The DOL, IRS, And 11 States Team Up To Battle Worker Misclassification

By Robert R. Roginson The Unites States Department of Labor (DOL) and Internal Revenue Service (IRS) have signed a memorandum of understanding to improve the agencies' coordination on employee misclassification compliance and education, according to a press release issued today by the Secretary of Labor, Hilda Solis. The DOL reports that 11 states have also agreed to sign similar memoranda. A copy of the press release is available here. According to the DOL, the purpose of the coordinated effort is "to end the business practice of misclassifying employees in order to avoid providing employment protections." The labor commissioners and other agency leaders representing seven states have signed memorandums of understanding with the DOL. The signatory states are Connecticut, Maryland, Massachusetts, Minnesota, Missouri, Utah and Washington. The states of Hawaii, Illinois and Montana, as well as with New York's attorney general are also identified as states expected to similar agreements. The DOL expects that the memorandums of understanding will enable the DOL to share information and coordinate law enforcement with the IRS and participating states in order "to level the playing field for law-abiding employers and ensure that employees receive the protections to which they are entitled under federal and state law." These memorandums of understanding arose as part of the department's Misclassification Initiative, which was launched under the auspices of Vice President Biden's Middle Class Task Force with the goal of preventing, detecting and remedying employee misclassification.
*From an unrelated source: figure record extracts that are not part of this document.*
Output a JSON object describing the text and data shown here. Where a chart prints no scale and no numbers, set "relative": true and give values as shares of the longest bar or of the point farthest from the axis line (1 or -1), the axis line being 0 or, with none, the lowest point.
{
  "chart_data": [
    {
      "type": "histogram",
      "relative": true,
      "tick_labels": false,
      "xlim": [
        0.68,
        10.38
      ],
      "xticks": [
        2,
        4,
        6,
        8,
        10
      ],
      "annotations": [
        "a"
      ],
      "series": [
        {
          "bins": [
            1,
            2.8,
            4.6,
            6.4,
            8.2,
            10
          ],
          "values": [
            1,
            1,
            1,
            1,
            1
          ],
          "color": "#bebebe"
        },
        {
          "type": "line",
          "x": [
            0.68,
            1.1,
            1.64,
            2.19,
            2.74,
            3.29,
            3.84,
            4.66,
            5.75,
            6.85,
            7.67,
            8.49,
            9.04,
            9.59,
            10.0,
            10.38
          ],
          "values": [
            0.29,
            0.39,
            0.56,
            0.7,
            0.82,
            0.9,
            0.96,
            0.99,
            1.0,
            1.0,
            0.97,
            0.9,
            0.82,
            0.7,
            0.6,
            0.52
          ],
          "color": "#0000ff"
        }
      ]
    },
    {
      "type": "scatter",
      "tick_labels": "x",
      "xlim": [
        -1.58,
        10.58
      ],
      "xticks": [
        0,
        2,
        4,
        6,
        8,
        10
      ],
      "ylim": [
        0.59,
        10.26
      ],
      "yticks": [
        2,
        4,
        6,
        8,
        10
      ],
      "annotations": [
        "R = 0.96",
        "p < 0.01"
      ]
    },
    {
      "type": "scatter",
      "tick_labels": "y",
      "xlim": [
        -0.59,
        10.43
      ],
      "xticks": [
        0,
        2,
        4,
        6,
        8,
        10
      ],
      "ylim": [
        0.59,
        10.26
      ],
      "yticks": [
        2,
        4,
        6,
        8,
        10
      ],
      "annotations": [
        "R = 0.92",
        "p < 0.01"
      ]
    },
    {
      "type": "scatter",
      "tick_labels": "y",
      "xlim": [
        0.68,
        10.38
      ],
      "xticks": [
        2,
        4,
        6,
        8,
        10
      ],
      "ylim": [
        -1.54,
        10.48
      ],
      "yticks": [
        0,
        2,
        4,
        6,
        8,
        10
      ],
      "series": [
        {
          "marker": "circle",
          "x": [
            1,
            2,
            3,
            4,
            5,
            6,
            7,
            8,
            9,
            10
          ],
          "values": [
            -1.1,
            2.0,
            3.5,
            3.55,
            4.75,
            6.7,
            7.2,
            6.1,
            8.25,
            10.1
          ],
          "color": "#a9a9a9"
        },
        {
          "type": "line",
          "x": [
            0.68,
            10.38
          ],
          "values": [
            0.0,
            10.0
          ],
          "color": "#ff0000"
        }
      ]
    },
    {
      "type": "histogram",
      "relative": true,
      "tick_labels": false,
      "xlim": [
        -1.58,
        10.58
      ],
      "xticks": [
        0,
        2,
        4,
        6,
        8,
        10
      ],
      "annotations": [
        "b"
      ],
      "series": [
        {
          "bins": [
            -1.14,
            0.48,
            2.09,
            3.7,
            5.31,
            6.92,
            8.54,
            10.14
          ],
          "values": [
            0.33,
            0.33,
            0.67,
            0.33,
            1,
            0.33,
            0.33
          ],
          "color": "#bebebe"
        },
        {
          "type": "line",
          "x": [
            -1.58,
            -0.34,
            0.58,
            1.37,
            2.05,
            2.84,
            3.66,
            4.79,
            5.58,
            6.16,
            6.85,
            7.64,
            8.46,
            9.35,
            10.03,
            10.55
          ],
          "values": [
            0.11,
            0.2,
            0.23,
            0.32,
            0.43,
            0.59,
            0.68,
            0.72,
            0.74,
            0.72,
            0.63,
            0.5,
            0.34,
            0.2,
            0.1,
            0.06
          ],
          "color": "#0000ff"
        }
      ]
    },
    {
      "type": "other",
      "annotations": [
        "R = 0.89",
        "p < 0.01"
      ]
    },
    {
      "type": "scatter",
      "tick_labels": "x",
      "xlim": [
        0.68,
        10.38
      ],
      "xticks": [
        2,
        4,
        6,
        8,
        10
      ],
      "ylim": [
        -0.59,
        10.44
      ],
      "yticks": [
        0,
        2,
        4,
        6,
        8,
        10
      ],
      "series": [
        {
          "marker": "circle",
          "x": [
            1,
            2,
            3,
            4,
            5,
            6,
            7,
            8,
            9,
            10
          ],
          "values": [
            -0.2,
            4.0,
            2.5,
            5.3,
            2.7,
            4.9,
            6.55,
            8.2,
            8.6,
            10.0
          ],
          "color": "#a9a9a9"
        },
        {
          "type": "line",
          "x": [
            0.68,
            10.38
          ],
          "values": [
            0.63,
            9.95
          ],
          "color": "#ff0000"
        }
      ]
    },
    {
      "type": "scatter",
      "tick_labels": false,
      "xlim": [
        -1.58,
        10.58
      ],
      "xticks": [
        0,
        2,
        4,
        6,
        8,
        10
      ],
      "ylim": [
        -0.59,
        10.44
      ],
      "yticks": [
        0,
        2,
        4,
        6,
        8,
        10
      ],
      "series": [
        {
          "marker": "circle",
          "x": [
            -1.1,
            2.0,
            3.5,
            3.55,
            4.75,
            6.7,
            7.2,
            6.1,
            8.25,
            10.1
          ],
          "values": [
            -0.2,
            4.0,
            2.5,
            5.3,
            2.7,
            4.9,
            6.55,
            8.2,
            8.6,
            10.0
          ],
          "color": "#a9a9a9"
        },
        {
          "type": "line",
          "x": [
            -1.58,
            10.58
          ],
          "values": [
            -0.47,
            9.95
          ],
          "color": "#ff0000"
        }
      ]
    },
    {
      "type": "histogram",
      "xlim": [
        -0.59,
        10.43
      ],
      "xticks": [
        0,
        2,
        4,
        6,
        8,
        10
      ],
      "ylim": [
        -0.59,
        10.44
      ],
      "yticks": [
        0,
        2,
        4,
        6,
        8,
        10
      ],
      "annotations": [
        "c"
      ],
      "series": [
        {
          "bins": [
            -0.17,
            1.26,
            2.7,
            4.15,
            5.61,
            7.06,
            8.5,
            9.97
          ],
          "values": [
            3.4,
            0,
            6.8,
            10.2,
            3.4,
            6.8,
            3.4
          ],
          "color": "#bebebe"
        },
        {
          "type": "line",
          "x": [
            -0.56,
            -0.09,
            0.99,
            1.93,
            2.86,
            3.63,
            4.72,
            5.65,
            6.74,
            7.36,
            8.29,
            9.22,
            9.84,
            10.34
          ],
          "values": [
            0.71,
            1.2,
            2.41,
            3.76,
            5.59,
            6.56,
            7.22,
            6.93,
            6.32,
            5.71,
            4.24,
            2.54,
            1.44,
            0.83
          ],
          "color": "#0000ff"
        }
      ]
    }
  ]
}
Although California is not listed among the states which have signed or intend to sign the memorandum, California employers should be aware that worker misclassification has long been a high priority for the California Labor Commissioner, Attorney General and Employment Development Department. Worker misclassification has also become a target for class action lawsuits. The consequences for misclassifying workers can be significant and include claims for unpaid wages and overtime, meal and rest period premiums, payroll taxes, and penalties among other things. We will continue to bring you any developments in the increasingly important area of employment law.